TibNorm: Script to Normalise Tibetan Text

TibNorm is a utility for producing normalised versions of Tibetan texts to make them easier for contemporary users to search and read, in line with current Tibetan writing conventions.

Kyogoku, Yuki, Robbie Barnett, & Franz Xaver Erhard. (2024). TibNorm – Normaliser for Tibetan (Version v1). Zenodo. https://doi.org/10.5281/zenodo.10806456

See code on Diverge github

As part of the normalisation process, TibNorm:

changes Tibetan numbers into Arabic numerals
changes Tibetan brackets and quotation marks into the standard western equivalents
removes a ། if found after a ཀ, ག or ཤ, with or without a vowel – adds a ་ between ང and །
reduces two or more ་ to a single one
changes ཌ་ or ཊ་ to གས་ unless preceded by a white space, tab, or new line
changes non-standard “illegal” stacks into standard ones
deletes a ། if found at the beginning of a line

TibNorm also expands abbreviations so that they are shown in their full form.

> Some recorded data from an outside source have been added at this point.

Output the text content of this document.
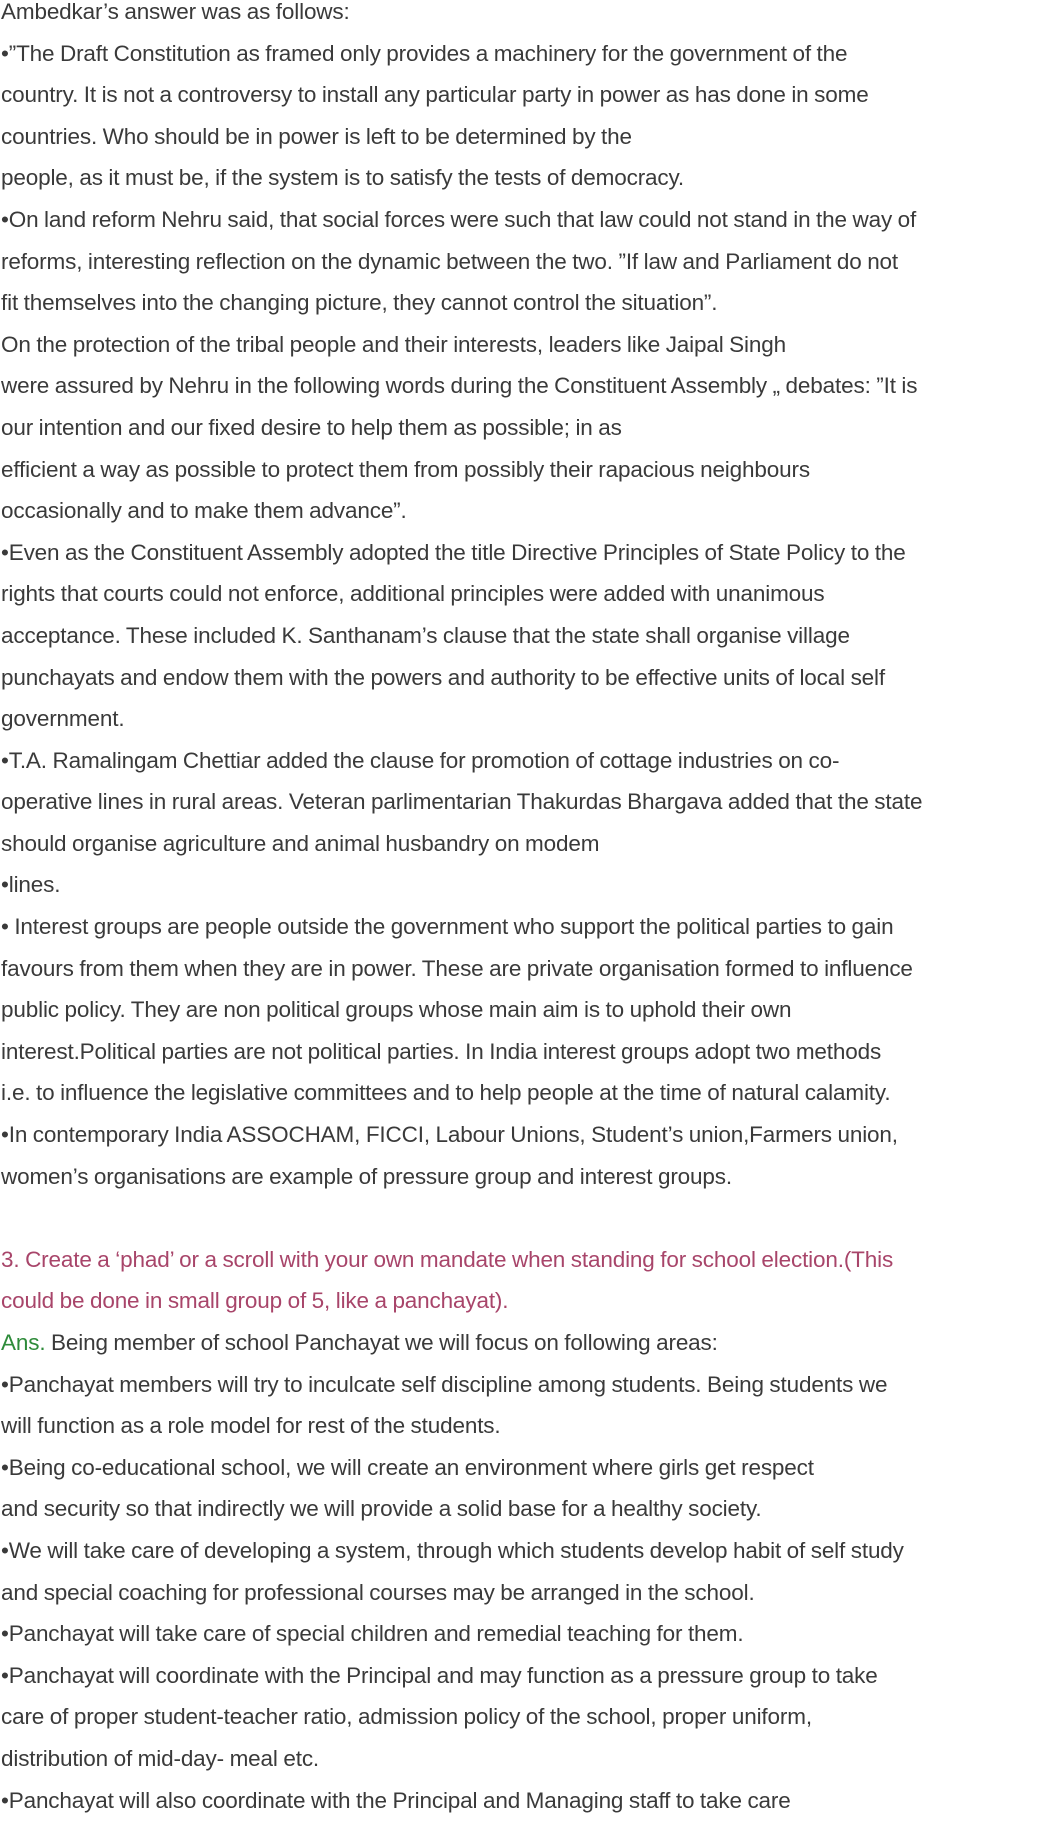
Ambedkar’s answer was as follows:
•”The Draft Constitution as framed only provides a machinery for the government of the
country. It is not a controversy to install any particular party in power as has done in some
countries. Who should be in power is left to be determined by the
people, as it must be, if the system is to satisfy the tests of democracy.
•On land reform Nehru said, that social forces were such that law could not stand in the way of
reforms, interesting reflection on the dynamic between the two. ”If law and Parliament do not
fit themselves into the changing picture, they cannot control the situation”.
On the protection of the tribal people and their interests, leaders like Jaipal Singh
were assured by Nehru in the following words during the Constituent Assembly „ debates: ”It is
our intention and our fixed desire to help them as possible; in as
efficient a way as possible to protect them from possibly their rapacious neighbours
occasionally and to make them advance”.
•Even as the Constituent Assembly adopted the title Directive Principles of State Policy to the
rights that courts could not enforce, additional principles were added with unanimous
acceptance. These included K. Santhanam’s clause that the state shall organise village
punchayats and endow them with the powers and authority to be effective units of local self
government.
•T.A. Ramalingam Chettiar added the clause for promotion of cottage industries on co-
operative lines in rural areas. Veteran parlimentarian Thakurdas Bhargava added that the state
should organise agriculture and animal husbandry on modem
•lines.
• Interest groups are people outside the government who support the political parties to gain
favours from them when they are in power. These are private organisation formed to influence
public policy. They are non political groups whose main aim is to uphold their own
interest.Political parties are not political parties. In India interest groups adopt two methods
i.e. to influence the legislative committees and to help people at the time of natural calamity.
•In contemporary India ASSOCHAM, FICCI, Labour Unions, Student’s union,Farmers union,
women’s organisations are example of pressure group and interest groups.
3. Create a ‘phad’ or a scroll with your own mandate when standing for school election.(This
could be done in small group of 5, like a panchayat).
Ans. Being member of school Panchayat we will focus on following areas:
•Panchayat members will try to inculcate self discipline among students. Being students we
will function as a role model for rest of the students.
•Being co-educational school, we will create an environment where girls get respect
and security so that indirectly we will provide a solid base for a healthy society.
•We will take care of developing a system, through which students develop habit of self study
and special coaching for professional courses may be arranged in the school.
•Panchayat will take care of special children and remedial teaching for them.
•Panchayat will coordinate with the Principal and may function as a pressure group to take
care of proper student-teacher ratio, admission policy of the school, proper uniform,
distribution of mid-day- meal etc.
•Panchayat will also coordinate with the Principal and Managing staff to take care
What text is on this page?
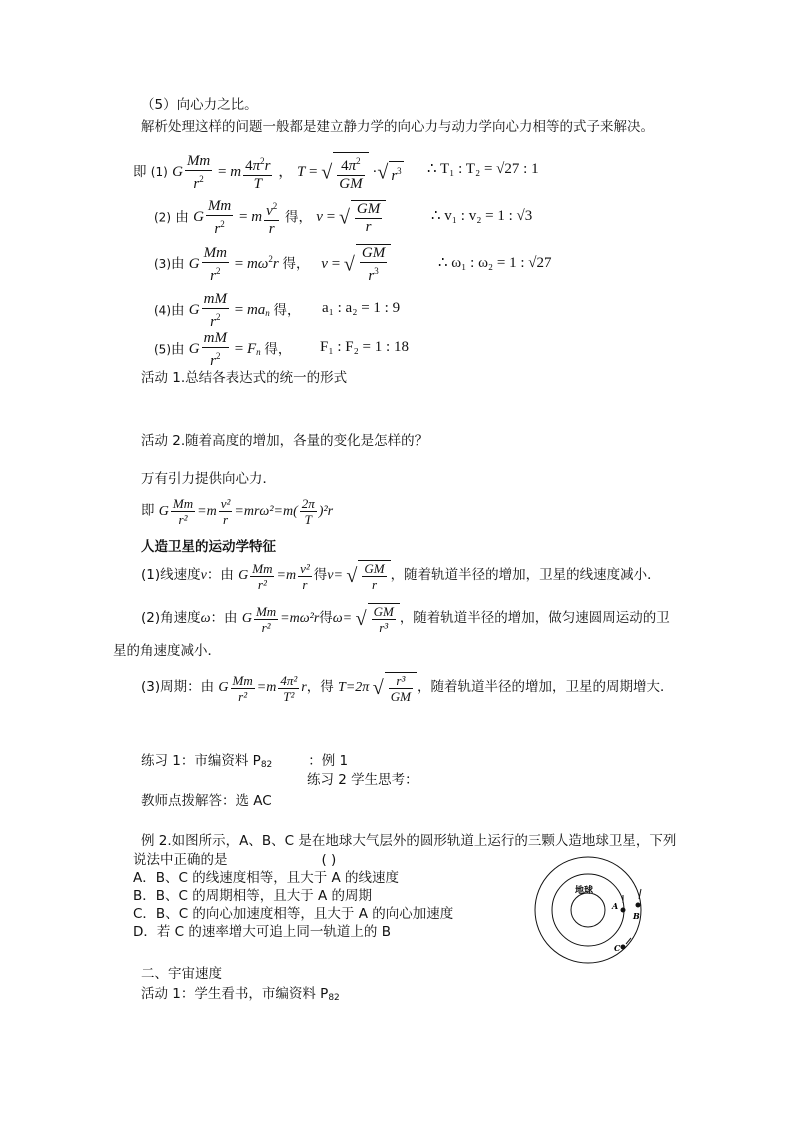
（5）向心力之比。
解析处理这样的问题一般都是建立静力学的向心力与动力学向心力相等的式子来解决。
即 (1) G $\frac{Mm}{r^2} = m \frac{4\pi^2r}{T}$ ， T = √ $\frac{4\pi^2}{GM}$ ·√ $r^3$ ∴ T₁ : T₂ = √27 : 1
(2) 由 G $\frac{Mm}{r^2} = m \frac{v^2}{r}$ 得， v = √ $\frac{GM}{r}$	∴ v₁ : v₂ = 1 : √3
(3)由 G $\frac{Mm}{r^2} = m\omega^2r$ 得， v = √ $\frac{GM}{r^3}$	∴ ω₁ : ω₂ = 1 : √27
(4)由 G $\frac{mM}{r^2}$ = man 得， a₁ : a₂ = 1 : 9
(5)由 G $\frac{mM}{r^2} = Fn$ 得， F₁ : F₂ = 1 : 18
活动 1.总结各表达式的统一的形式
活动 2.随着高度的增加，各量的变化是怎样的？
万有引力提供向心力．
即 G $\frac{Mm}{\text{r²}} =m \frac{\text{v²}}{r} =mr\omega^2=m( \frac{2\pi}{T} )^2r$
人造卫星的运动学特征
(1)线速度v：由 G $\frac{Mm}{\text{r²}} =m \frac{\text{v²}}{r}$ 得v= √ $\frac{GM}{r}$ ，随着轨道半径的增加，卫星的线速度减小．
(2)角速度ω：由 G $\frac{Mm}{\text{r²}} =m\omega^2r$得ω= √ $\frac{GM}{\text{r³}}$ ，随着轨道半径的增加，做匀速圆周运动的卫
星的角速度减小．
(3)周期：由 G $\frac{Mm}{\text{r²}} =m \frac{\text{4π²}}{\text{T²}}$ r，得 T=2π √ $\frac{\text{r³}}{GM}$ ，随着轨道半径的增加，卫星的周期增大．
练习 1：市编资料 P82	：例 1
练习 2 学生思考：
教师点拨解答：选 AC
例 2.如图所示，A、B、C 是在地球大气层外的圆形轨道上运行的三颗人造地球卫星，下列
说法中正确的是	( )
A．B、C 的线速度相等，且大于 A 的线速度
B．B、C 的周期相等，且大于 A 的周期
C．B、C 的向心加速度相等，且大于 A 的向心加速度
D．若 C 的速率增大可追上同一轨道上的 B
地球
A
B
C
二、宇宙速度
活动 1：学生看书，市编资料 P82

For abbreviations in classical Tibetan, TibNorm draws from the list of over 6,000 classical Tibetan abbreviations compiled by Bruno Lainé of the Tibetan Manuscript Project Vienna (TMPV) as part of the project’s Resources for Kanjur and Tanjur Studies. In TibNorm, the user can manually change the flag in the abbreviations table to exclude any abbreviation that they don’t want to expand.

TibNorm was developed for the Divergent Discourses project by Yuki Kyogoku of Leipzig University.